Colonel Viktor Baranets said dolphins were trained to plant explosives on ships.

The United States denies its own dolphin training programme in San Diego, California has a violent element to it, as the Russian one is alleged to. Instead, the U.S. Navy says its now-declassified but ongoing programme has trained dolphins to find and alert human handlers to underwater mines since 1959. Per the Naval Warfare Information Centre:

Dolphins naturally possess the most sophisticated sonar known to science. Mines and other potentially dangerous objects on the ocean floor that are difficult to detect with electronic sonar, especially in coastal shallows or cluttered harbors, are easily found by the dolphins. Both dolphins and sea lions have excellent low light vision and underwater directional hearing that allow them to detect and track undersea targets, even in dark or murky waters. They can also dive hundreds of feet below the surface, without risk of decompression sickness or “the bends” like human divers. Someday it may be possible to complete these missions with underwater drones, but for now technology is no match for the animals.

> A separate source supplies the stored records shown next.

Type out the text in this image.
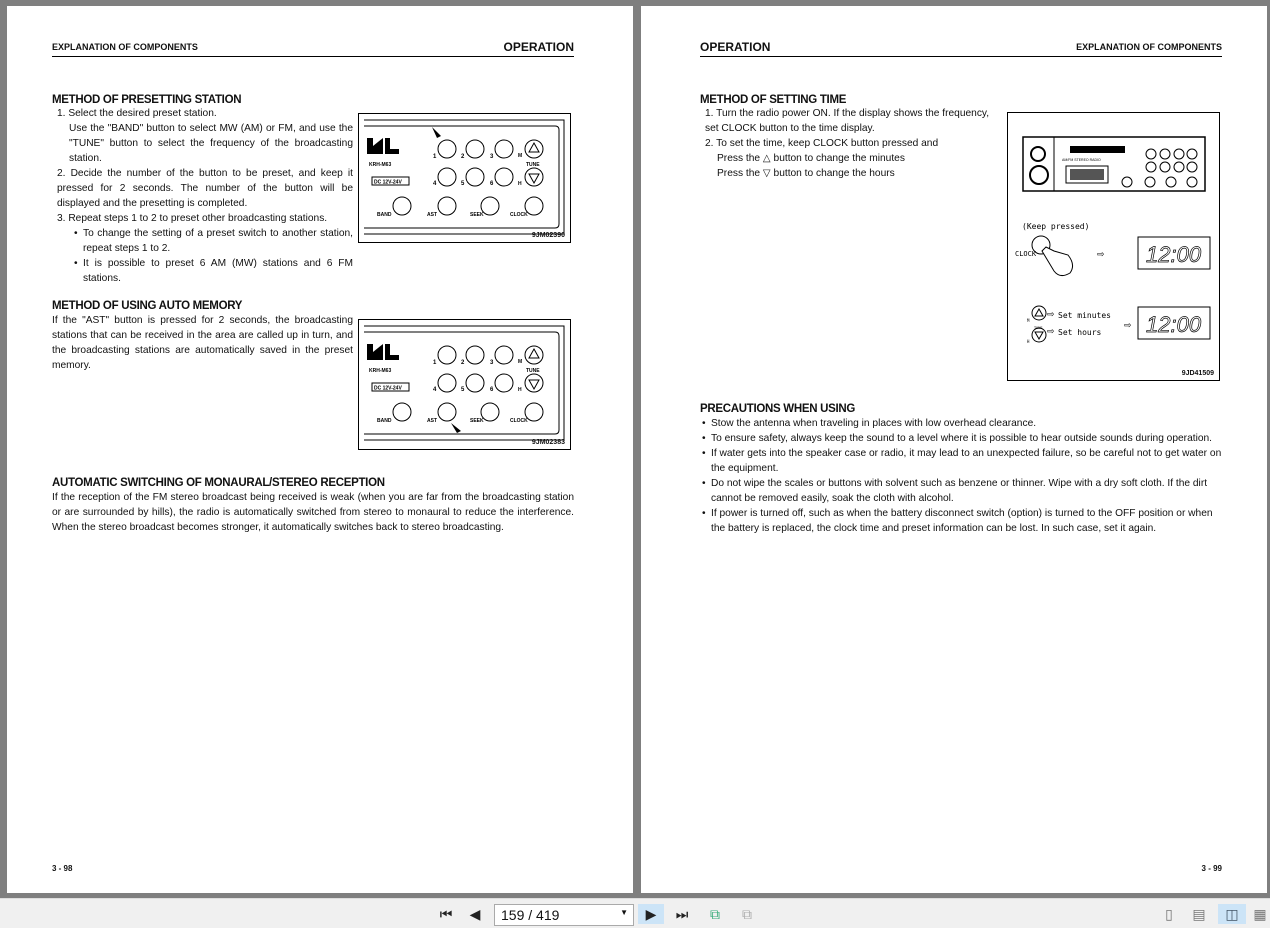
EXPLANATION OF COMPONENTS	OPERATION
METHOD OF PRESETTING STATION

1. Select the desired preset station.

Use the "BAND" button to select MW (AM) or FM, and use the "TUNE" button to select the frequency of the broadcasting station.

2. Decide the number of the button to be preset, and keep it pressed for 2 seconds. The number of the button will be displayed and the presetting is completed.

3. Repeat steps 1 to 2 to preset other broadcasting stations.

• To change the setting of a preset switch to another station, repeat steps 1 to 2.

• It is possible to preset 6 AM (MW) stations and 6 FM stations.

KRH-M63
DC 12V-24V
1	2	3
4	5	6
M
H
TUNE
BAND	AST	SEEK	CLOCK
9JM02390
METHOD OF USING AUTO MEMORY
If the "AST" button is pressed for 2 seconds, the broadcasting stations that can be received in the area are called up in turn, and the broadcasting stations are automatically saved in the preset memory.	KRH-M63
DC 12V-24V
1	2	3
4	5	6
M
H
TUNE
BAND	AST	SEEK	CLOCK
9JM02383
AUTOMATIC SWITCHING OF MONAURAL/STEREO RECEPTION
If the reception of the FM stereo broadcast being received is weak (when you are far from the broadcasting station or are surrounded by hills), the radio is automatically switched from stereo to monaural to reduce the interference. When the stereo broadcast becomes stronger, it automatically switches back to stereo broadcasting.
3 - 98
OPERATION	EXPLANATION OF COMPONENTS
METHOD OF SETTING TIME

1. Turn the radio power ON. If the display shows the frequency, set CLOCK button to the time display.

2. To set the time, keep CLOCK button pressed and

Press the △ button to change the minutes

Press the ▽ button to change the hours

AM/FM STEREO RADIO
(Keep pressed)
CLOCK
Set minutes
Set hours
M
H
TUNE
⇨ 12:00
⇨
⇨
⇨ 12:00
9JD41509
PRECAUTIONS WHEN USING

• Stow the antenna when traveling in places with low overhead clearance.

• To ensure safety, always keep the sound to a level where it is possible to hear outside sounds during operation.

• If water gets into the speaker case or radio, it may lead to an unexpected failure, so be careful not to get water on the equipment.

• Do not wipe the scales or buttons with solvent such as benzene or thinner. Wipe with a dry soft cloth. If the dirt cannot be removed easily, soak the cloth with alcohol.

• If power is turned off, such as when the battery disconnect switch (option) is turned to the OFF position or when the battery is replaced, the clock time and preset information can be lost. In such case, set it again.

3 - 99
⏮	◀	159 / 419	▼	▶	⏭	⧉	⧉	▯	▤	◫	▦
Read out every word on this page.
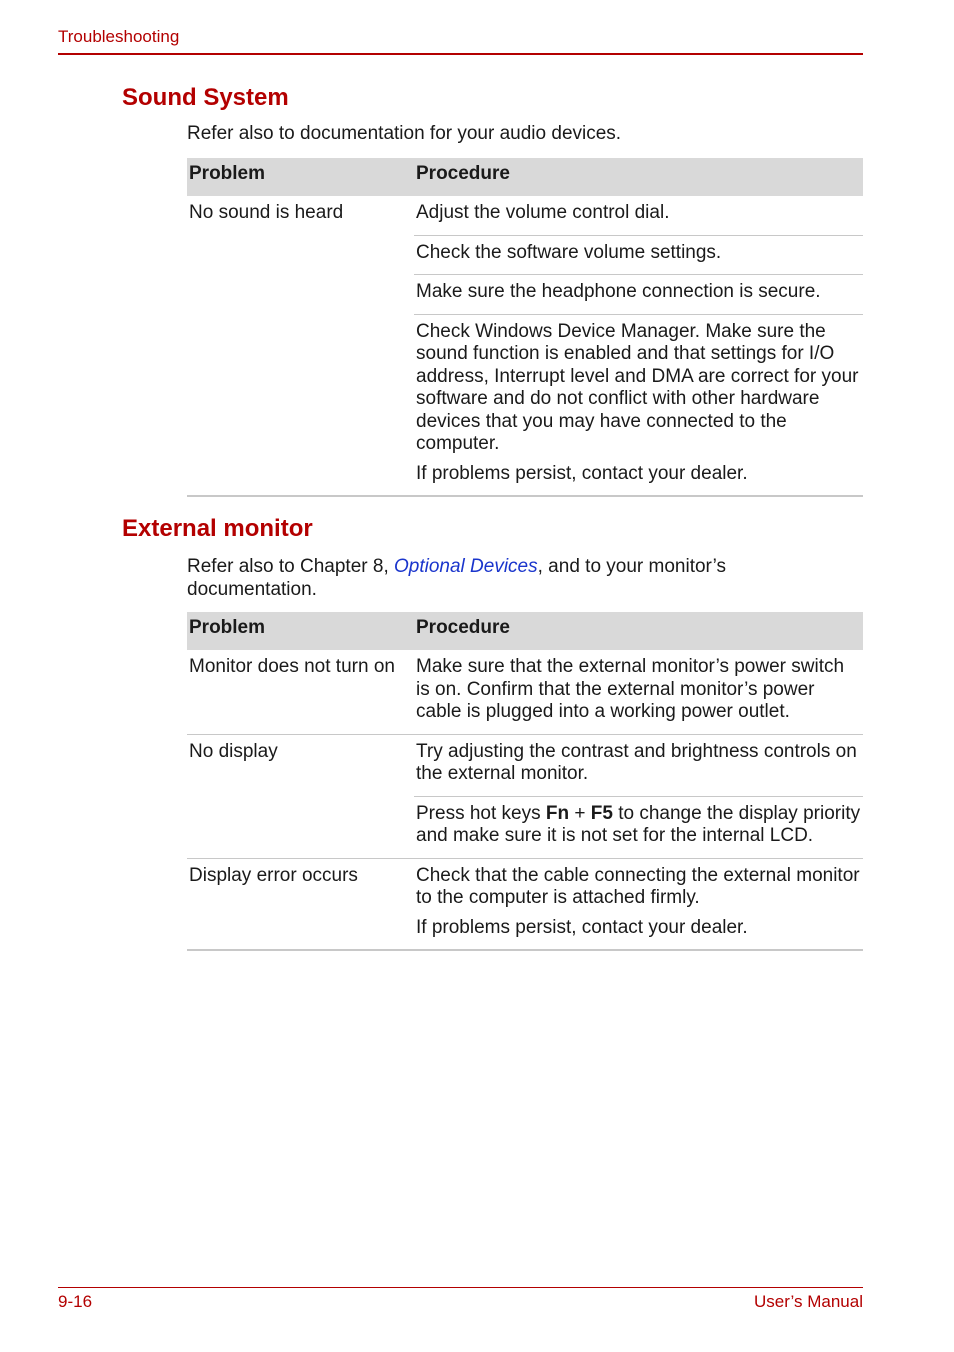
Troubleshooting
Sound System
Refer also to documentation for your audio devices.
Problem	Procedure
No sound is heard	Adjust the volume control dial.
	Check the software volume settings.
	Make sure the headphone connection is secure.

	Check Windows Device Manager. Make sure the sound function is enabled and that settings for I/O address, Interrupt level and DMA are correct for your software and do not conflict with other hardware devices that you may have connected to the computer.

If problems persist, contact your dealer.

External monitor
Refer also to Chapter 8, Optional Devices, and to your monitor’s documentation.
Problem	Procedure
Monitor does not turn on	Make sure that the external monitor’s power switch is on. Confirm that the external monitor’s power cable is plugged into a working power outlet.
No display	Try adjusting the contrast and brightness controls on the external monitor.
	Press hot keys Fn + F5 to change the display priority and make sure it is not set for the internal LCD.
Display error occurs	Check that the cable connecting the external monitor to the computer is attached firmly.

If problems persist, contact your dealer.

9-16	User’s Manual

Recovering objects in harbors, coastal areas, and at depth in the open sea, sea lions locate and attach recovery lines to Navy equipment on the ocean floor. Dolphins are trained to search for and mark the location of undersea mines that could threaten the safety of those on board military or civilian ships. Both dolphins and sea lions also assist security personnel in detecting and apprehending unauthorized swimmers and divers that might attempt to harm the Navy’s people, vessels, or harbor facilities.